Let’s start with the title of the book Foreign Fruit. I guess, even in the name itself, it feels like such a loaded title that’s deeply personal to you.
Wow, we’re straight in the deep end already. Yeah, you’re right. I kept thinking, ‘Am I the foreign fruit? Trying to make it in an alien environment?’ At the end of the day, it’s a book about oranges, but it was important for me to capture the other side of the book, which is so much about my heritage, especially as a queer woman of East and South East Asian descent, through different times where I felt ‘foreign’ or ‘exotic’. The orange is such a mundane fruit and an object that a lot of us would pick up and take for granted. I suppose in the book, I wanted to ‘other’ the orange a little bit and turn it into this foreign, cringe, beguiling object that moved from China along the Silk Roads to Europe and America. I wanted people to think a little bit differently about something so common. Plus, alliteration is always nice, and the title has stayed like that since the proposal.
Foreign Fruit is described as a ‘hybrid memoir’, which combines memoir, history of the orange, and cultural analysis. How did you approach structuring the book to weave these different threads together?
I’ve always been interested in personal writing that tackles historical big-picture writing but also takes the self into account.

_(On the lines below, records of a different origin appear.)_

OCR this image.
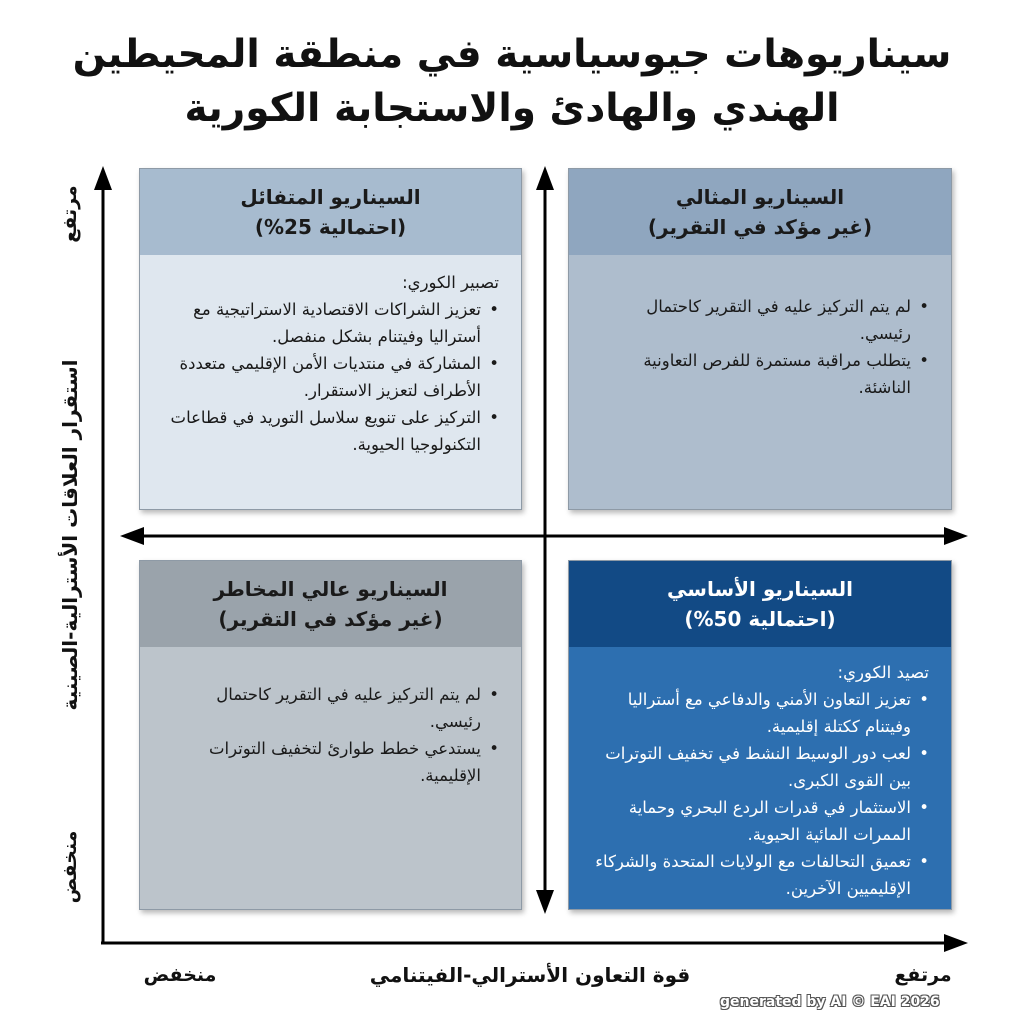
سيناريوهات جيوسياسية في منطقة المحيطين
الهندي والهادئ والاستجابة الكورية
السيناريو المتفائل
(احتمالية 25%)
تصبير الكوري:
• تعزيز الشراكات الاقتصادية الاستراتيجية مع أستراليا وفيتنام بشكل منفصل.
• المشاركة في منتديات الأمن الإقليمي متعددة الأطراف لتعزيز الاستقرار.
• التركيز على تنويع سلاسل التوريد في قطاعات التكنولوجيا الحيوية.
السيناريو المثالي
(غير مؤكد في التقرير)
• لم يتم التركيز عليه في التقرير كاحتمال رئيسي.
• يتطلب مراقبة مستمرة للفرص التعاونية الناشئة.
السيناريو عالي المخاطر
(غير مؤكد في التقرير)
• لم يتم التركيز عليه في التقرير كاحتمال رئيسي.
• يستدعي خطط طوارئ لتخفيف التوترات الإقليمية.
السيناريو الأساسي
(احتمالية 50%)
تصيد الكوري:
• تعزيز التعاون الأمني والدفاعي مع أستراليا وفيتنام ككتلة إقليمية.
• لعب دور الوسيط النشط في تخفيف التوترات بين القوى الكبرى.
• الاستثمار في قدرات الردع البحري وحماية الممرات المائية الحيوية.
• تعميق التحالفات مع الولايات المتحدة والشركاء الإقليميين الآخرين.
استقرار العلاقات الأسترالية-الصينية
مرتفع
منخفض
منخفض	قوة التعاون الأسترالي-الفيتنامي	مرتفع
generated by AI © EAI 2026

I guess, for me, it began with Covid. At that time, there was a sharp rise in Anti-Asian racism and hate crimes. I was looking into finding a way to write about that as a person of mixed race heritage in the UK and how that feels connected to the world and things like diaspora, history and violence. The orange became a useful metaphor and a way of framing how meaning changes and how something can transform over time. I was interested in finding a way to write about yourself that moves beyond the framework of very basic identity politics that are really common in magazines, online articles and newspapers. It’s the sort of writing I used to do a lot of, actually, very topical things – why racism is bad or these black and white moments – but it just flattened people’s experiences. The orange tells us about history, the way it’s moved across the world and also bigger issues like globalisation, climate change and migration. I wanted to capture that hybridity and not feel like I had to segment things into categories. To me, it is what it feels like to be a person in the world. Not one thing is separate from the other, but how it’s a mixture of these things weaving together. This was my attempt at trying to capture that feeling.

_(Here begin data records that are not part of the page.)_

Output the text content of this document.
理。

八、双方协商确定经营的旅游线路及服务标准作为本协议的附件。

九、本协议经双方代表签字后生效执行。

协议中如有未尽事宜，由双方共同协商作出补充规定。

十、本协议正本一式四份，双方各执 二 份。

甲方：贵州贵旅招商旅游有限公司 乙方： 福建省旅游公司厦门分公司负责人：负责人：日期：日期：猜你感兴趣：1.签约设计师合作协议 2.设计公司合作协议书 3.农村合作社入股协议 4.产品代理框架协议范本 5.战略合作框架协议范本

Exactly, I feel that as a person of colour, we’re constantly wary of only getting the space to talk about identity, race and pain through a very specific lens. It’s almost this tick-box trauma-mining tightrope.
I did a lot of that style of writing when I first started out as a journalist. I don’t feel like I’m above it at all, but it’s so sad, like, at that time, it was the only way to get into newspapers and magazines. I think that says a lot about the industry more than the individual writers wanting to write about these things.
Considering this, were you wary of sharing intimate details of your life? Especially the moments of seeing your family for the first time after Covid. Was it particularly challenging or cathartic to write these reflective moments?
Yeah, it was emotional to write, but it was also kind of important as well. I really want to capture my experiences, put memories down on paper and have the space to revisit. I don’t think anyone in my family is really angry about it, but I don’t think I’ll go back to our family village for a long time in the future. But it felt special to be more intimate and tender.